The extended chain compounds Ln12(C2)3I17 (Ln=Pr, Nd, Gd, Dy): Synthesis, structure and physical properties

The title compounds are obtained in high yield from stoichiometric mixtures of Ln, LnI3 and graphite, heated at 900–950 °C in welded Ta containers. The crystal structures of new Pr and Nd phases determined by single-crystal X-ray diffraction are related to those of other Ln12(C2)3I17-type compounds (C 2/c, a=19.610(1) and 19.574(4) Å, b=12.406(2) and 12.393(3) Å, c=19.062(5) and 19.003(5) Å, β=90.45(3)° and 90.41(3)°, for Pr12(C2)3I17 and Nd12(C2)3I17, respectively). All compounds contain infinite zigzag chains of C2-centered metal atom octahedra condensed by edge-sharing into the [tcc]∞ sequence (c=cis, t=trans) and surrounded by edge-bridging iodine atoms as well as by apical iodine atoms that bridge between chains.
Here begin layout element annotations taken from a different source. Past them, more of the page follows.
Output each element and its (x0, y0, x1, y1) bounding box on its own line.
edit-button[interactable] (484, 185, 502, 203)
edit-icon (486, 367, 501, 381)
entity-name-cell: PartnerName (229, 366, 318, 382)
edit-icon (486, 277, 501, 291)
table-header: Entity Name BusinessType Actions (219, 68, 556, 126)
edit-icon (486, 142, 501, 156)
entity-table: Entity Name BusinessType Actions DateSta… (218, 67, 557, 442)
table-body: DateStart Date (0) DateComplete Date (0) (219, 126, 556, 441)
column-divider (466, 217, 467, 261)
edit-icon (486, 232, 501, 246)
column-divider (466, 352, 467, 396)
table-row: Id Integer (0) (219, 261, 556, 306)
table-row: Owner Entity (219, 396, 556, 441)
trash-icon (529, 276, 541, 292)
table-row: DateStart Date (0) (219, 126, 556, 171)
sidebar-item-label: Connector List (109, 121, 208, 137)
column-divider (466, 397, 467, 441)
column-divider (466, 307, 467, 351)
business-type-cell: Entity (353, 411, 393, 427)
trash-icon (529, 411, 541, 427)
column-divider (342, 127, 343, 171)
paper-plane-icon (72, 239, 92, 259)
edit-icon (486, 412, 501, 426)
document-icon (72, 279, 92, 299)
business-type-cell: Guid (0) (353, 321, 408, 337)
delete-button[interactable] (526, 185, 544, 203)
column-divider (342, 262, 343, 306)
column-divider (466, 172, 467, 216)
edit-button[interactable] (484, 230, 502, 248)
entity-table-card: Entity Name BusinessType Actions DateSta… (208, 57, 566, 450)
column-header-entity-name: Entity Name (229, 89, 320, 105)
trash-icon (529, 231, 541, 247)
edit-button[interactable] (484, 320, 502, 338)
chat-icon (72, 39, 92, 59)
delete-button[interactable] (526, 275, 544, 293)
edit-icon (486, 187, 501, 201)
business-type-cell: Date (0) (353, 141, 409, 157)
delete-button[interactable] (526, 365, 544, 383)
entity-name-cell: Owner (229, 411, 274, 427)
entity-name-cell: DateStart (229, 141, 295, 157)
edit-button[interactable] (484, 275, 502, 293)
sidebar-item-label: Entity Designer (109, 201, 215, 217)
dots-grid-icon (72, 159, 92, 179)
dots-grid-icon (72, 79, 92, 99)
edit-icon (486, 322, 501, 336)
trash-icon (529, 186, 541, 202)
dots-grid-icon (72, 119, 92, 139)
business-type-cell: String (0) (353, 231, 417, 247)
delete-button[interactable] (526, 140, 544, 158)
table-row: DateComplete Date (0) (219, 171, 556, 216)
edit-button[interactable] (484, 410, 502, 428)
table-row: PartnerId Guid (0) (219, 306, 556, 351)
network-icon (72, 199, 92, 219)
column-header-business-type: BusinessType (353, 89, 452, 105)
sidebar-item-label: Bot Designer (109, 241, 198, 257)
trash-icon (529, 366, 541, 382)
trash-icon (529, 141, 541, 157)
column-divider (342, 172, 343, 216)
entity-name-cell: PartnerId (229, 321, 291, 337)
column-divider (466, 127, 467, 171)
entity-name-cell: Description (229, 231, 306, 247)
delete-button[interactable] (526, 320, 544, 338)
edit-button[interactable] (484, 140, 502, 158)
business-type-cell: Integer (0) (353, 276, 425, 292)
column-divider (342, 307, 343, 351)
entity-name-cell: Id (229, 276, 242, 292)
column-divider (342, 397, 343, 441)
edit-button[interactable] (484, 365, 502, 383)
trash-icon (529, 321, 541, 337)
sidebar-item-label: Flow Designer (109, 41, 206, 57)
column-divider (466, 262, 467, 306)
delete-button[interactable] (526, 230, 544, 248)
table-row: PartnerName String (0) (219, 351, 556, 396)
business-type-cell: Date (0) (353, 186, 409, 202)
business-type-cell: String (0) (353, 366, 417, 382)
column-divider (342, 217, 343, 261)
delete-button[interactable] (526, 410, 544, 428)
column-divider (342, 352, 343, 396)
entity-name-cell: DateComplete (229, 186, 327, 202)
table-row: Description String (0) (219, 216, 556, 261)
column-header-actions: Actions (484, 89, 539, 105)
The polycrystalline Gd12(C2)3I17 sample exhibits semiconducting thermal behavior which is consistent with an ionic formulation (Ln3+)12(C26–)3(I−)17(e−) under the assumption that one extra electron is localized in metal–metal bonding. The magnetization measurements on Nd12(C2)3I17, Gd12(C2)3I17 and Dy12(C2)3I17 indicate the coexistence of competing magnetic interactions leading to spin freezing at Tf=5 K for the Gd phase. The Nd and Dy compounds order antiferromagnetically at TN=25 and 29 K, respectively. For Dy12(C2)3I17, a metamagnetic transition is observed at a critical magnetic field H≈25 kOe.